Sunday 11 July 2021

The Syllabus of Errors: A Heresy Litmus Test for Catholics in the new Dark Age


 
The words "heresy" and "heretic" are thrown around quite a lot these days. We need to think carefully. Salvation is not based on what this or that person believes or says. Even if it be the Pope. No, my salvation and yours is based on believing AND acting in accordance with the Catholic Faith. 

Heresy is the unseemly art of "picking and choosing" what dogmas and doctrines I (or you, dear friend) might wish to hold, rather than the entirety of the Catholic Faith without any dilution. St. Augustine wrote that to reject one point of doctrine meant the rejection of all doctrine. 

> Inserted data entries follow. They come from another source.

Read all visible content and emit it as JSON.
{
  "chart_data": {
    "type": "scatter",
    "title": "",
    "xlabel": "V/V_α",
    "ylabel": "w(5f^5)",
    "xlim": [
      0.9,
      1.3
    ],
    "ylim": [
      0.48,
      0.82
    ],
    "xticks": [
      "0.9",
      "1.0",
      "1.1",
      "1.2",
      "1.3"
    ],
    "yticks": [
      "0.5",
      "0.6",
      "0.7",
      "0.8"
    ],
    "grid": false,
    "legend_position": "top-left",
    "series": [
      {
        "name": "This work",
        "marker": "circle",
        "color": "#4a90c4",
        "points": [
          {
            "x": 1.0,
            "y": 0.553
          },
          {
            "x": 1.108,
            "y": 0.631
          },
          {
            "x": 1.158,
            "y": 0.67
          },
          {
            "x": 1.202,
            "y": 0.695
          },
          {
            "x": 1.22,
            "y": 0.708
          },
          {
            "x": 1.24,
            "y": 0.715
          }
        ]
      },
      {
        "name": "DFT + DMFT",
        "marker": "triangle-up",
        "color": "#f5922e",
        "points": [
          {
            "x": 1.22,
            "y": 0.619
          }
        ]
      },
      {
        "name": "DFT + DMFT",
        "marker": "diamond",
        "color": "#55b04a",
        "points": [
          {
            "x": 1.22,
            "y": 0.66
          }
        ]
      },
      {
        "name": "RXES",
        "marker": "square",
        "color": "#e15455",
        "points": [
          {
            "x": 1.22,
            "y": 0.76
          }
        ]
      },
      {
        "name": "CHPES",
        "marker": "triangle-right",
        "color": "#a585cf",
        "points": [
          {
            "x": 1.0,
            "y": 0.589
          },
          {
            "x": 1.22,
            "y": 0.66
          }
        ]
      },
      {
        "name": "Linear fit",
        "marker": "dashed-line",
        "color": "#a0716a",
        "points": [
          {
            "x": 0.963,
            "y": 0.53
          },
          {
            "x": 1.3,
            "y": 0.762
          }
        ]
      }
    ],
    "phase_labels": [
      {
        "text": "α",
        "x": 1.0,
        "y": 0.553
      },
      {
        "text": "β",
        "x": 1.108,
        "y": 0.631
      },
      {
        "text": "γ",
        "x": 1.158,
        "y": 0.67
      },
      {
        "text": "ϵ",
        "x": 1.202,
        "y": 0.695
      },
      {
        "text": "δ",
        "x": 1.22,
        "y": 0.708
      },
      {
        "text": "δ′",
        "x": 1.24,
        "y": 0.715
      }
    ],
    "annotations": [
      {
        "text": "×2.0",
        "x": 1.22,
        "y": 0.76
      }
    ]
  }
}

Am I an heretic? Are you an heretic? 
 
Do we pick and choose our favourite heresy that has the "icky" factor, is popular with our particular fan base, and "ham" it up, whilst glossing over our own heresies, pet ideologies?

The Catholic Faith is not for the faint hearted. Included in the Catholic Faith are the following propositions by Blessed Pius IX which cannot be rejected by Catholics without being at minimum suspect of propositio theologice erronea.

There are those who think that The Syllabus of Errors belonged to another less enlightened age, that now, we have progressed into a new age of "liberty". Modern man, of course recoils in revulsion that the Church dared pronounce against liberalism, against the concept of the modern, pagan (in truth gnostic) State that separates the Christian from the Citizen. Over 200 years of liberalism have brought the once Christian Nations to the verge of collapse. The Catholic Church, guided by the Holy Spirit, foresaw the disastrous consequences of the modern pagan State's attempt to dethrone Our Lord Jesus Christ. Thus it was that through Pius IX the Church pronounced authoritatively on various modern errors.

Have we been seduced, and ourselves are imbibing this poison? 

So, let us test ourselves and discover if we are faithful Catholics.

 

15. Every man is free to embrace and profess that religion which, guided by the light of reason, he shall consider true. — Allocution “Maxima quidem,” June 9, 1862; Damnatio “Multiplices inter,” June 10, 1851.

55. The Church ought to be separated from the State, and the State from the Church. — Allocution “Acerbissimum,” Sept. 27, 1852.

77. In the present day it is no longer expedient that the Catholic religion should be held as the only religion of the State, to the exclusion of all other forms of worship. — Allocution “Nemo vestrum,” July 26, 1855.

78. Hence it has been wisely decided by law, in some Catholic countries, that persons coming to reside therein shall enjoy the public exercise of their own peculiar worship. — Allocution “Acerbissimum,” Sept. 27, 1852.

79. Moreover, it is false that the civil liberty of every form of worship, and the full power, given to all, of overtly and publicly manifesting any opinions whatsoever and thoughts, conduce more easily to corrupt the morals and minds of the people, and to propagate the pest of indifferentism. — Allocution “Nunquam fore,” Dec. 15, 1856.